Five things you should know about tax season

“Individuals can submit their returns from Friday, July 1.

Ingé Lamprecht   |  28 June 2016 00:01 

JOHANNESBURG – The 2016 Tax Season will officially kick off on Friday, July 1 and individual taxpayers will be able to submit their returns for the tax year ending February 29 2016.

Here are some things to consider:

  1. Not all taxpayers have to file a return

If your total annual salary before tax is less than R350 000, you only receive an income from one employer, have no other sources of income such as rent, taxable interest or a car allowance and don’t want to claim deductions for medical expenses, contributions to a retirement annuity or travel expenses you probably don’t need to submit a tax return. The threshold is unchanged from 2015.

  1. You can retrieve your eFiling password via the Sars website

If you have forgotten your eFiling login details, go to and click on the Login sign. Then click on the question mark and request your login details. Sars will send the information to your e-mail address or cellphone number.

You will need to be a registered taxpayer to register for eFiling (if you haven’t done so already).

  1. Different categories of taxpayers have different deadlines

Non-provisional taxpayers (most taxpayers fall into this category) who submit their returns via eFiling can do so until November 25. This deadline is also applicable for electronic submissions at a Sars branch.

During the 2015 tax season, 99.96% of returns were filed electronically.

Manual or postal submissions must be tendered by September 23. Provisional taxpayers who submit returns via eFiling have until January 31 to do so.

  1. Your tax practitioner must be registered

If you use the services of a tax practitioner, the practitioner should be registered with one of the recognised controlling bodies as well as Sars. This has been a regulatory requirement for the past three years.

You can verify your tax practitioner’s registration number on the eFiling page by clicking here. It is important to note that even if you use the services of a tax practitioner, it is still your responsibility to make a true declaration. You are also accountable for any outstanding returns, payments and penalties.

Ettiene Retief, chairperson of the National Tax and Sars Stakeholders Committees at the South African Institute of Professional Accountants (Saipa), says a common mistake, for example, is not to recognise the small interest income that might be earned on a medical aid savings account.

“The amount of such interest might be too small to be material, but the point is that Sars gets the information reflected on these certificates and its system will compare the income you have disclosed and what it expects. Even a small discrepancy could cause the system to flag a mismatch,” he says.
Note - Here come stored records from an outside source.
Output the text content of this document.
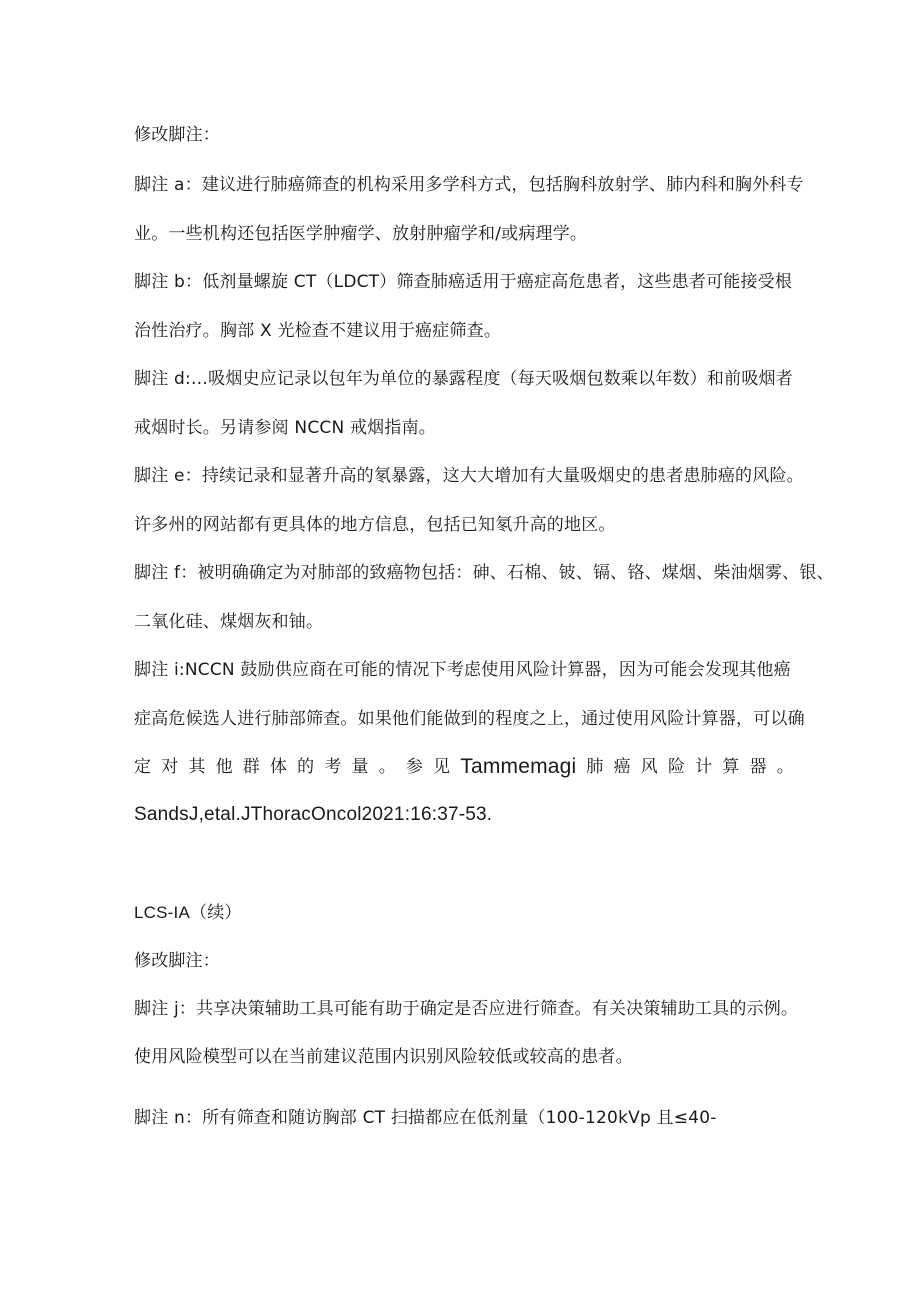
修改脚注：
脚注 a：建议进行肺癌筛查的机构采用多学科方式，包括胸科放射学、肺内科和胸外科专
业。一些机构还包括医学肿瘤学、放射肿瘤学和/或病理学。
脚注 b：低剂量螺旋 CT（LDCT）筛查肺癌适用于癌症高危患者，这些患者可能接受根
治性治疗。胸部 X 光检查不建议用于癌症筛查。
脚注 d:…吸烟史应记录以包年为单位的暴露程度（每天吸烟包数乘以年数）和前吸烟者
戒烟时长。另请参阅 NCCN 戒烟指南。
脚注 e：持续记录和显著升高的氡暴露，这大大增加有大量吸烟史的患者患肺癌的风险。
许多州的网站都有更具体的地方信息，包括已知氡升高的地区。
脚注 f：被明确确定为对肺部的致癌物包括：砷、石棉、铍、镉、铬、煤烟、柴油烟雾、银、
二氧化硅、煤烟灰和铀。
脚注 i:NCCN 鼓励供应商在可能的情况下考虑使用风险计算器，因为可能会发现其他癌
症高危候选人进行肺部筛查。如果他们能做到的程度之上，通过使用风险计算器，可以确
定 对 其 他 群 体 的 考 量 。 参 见 Tammemagi 肺 癌 风 险 计 算 器 。
SandsJ,etal.JThoracOncol2021:16:37-53.
LCS-IA（续）
修改脚注：
脚注 j：共享决策辅助工具可能有助于确定是否应进行筛查。有关决策辅助工具的示例。
使用风险模型可以在当前建议范围内识别风险较低或较高的患者。
脚注 n：所有筛查和随访胸部 CT 扫描都应在低剂量（100-120kVp 且≤40-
  1. Supporting documents must be kept for five years

Piet Nel, head of the School of Applied Tax at the South African Institute of Tax Professionals (Sait), says supporting documents must be kept for a period of five years from date of submission. However, where an audit is conducted or a dispute exists, it may be necessary to keep documents for a longer period of time.

Supporting documents could include your IRP5 certificate from your employer. This is basically a summary of all the income you earned, taxes you paid and other contributions and deductions made on your behalf. Check this information against the information on the electronic return.

Also keep your IT3(b) certificates for investment returns, financial statements, medical aid contribution certificates and receipts, retirement annuity certificates, logbook and documents related to travel expenses. A more detailed list can be found on the Sars website here.

Sars may request you to submit these supporting documents in order to verify the information on your tax return.”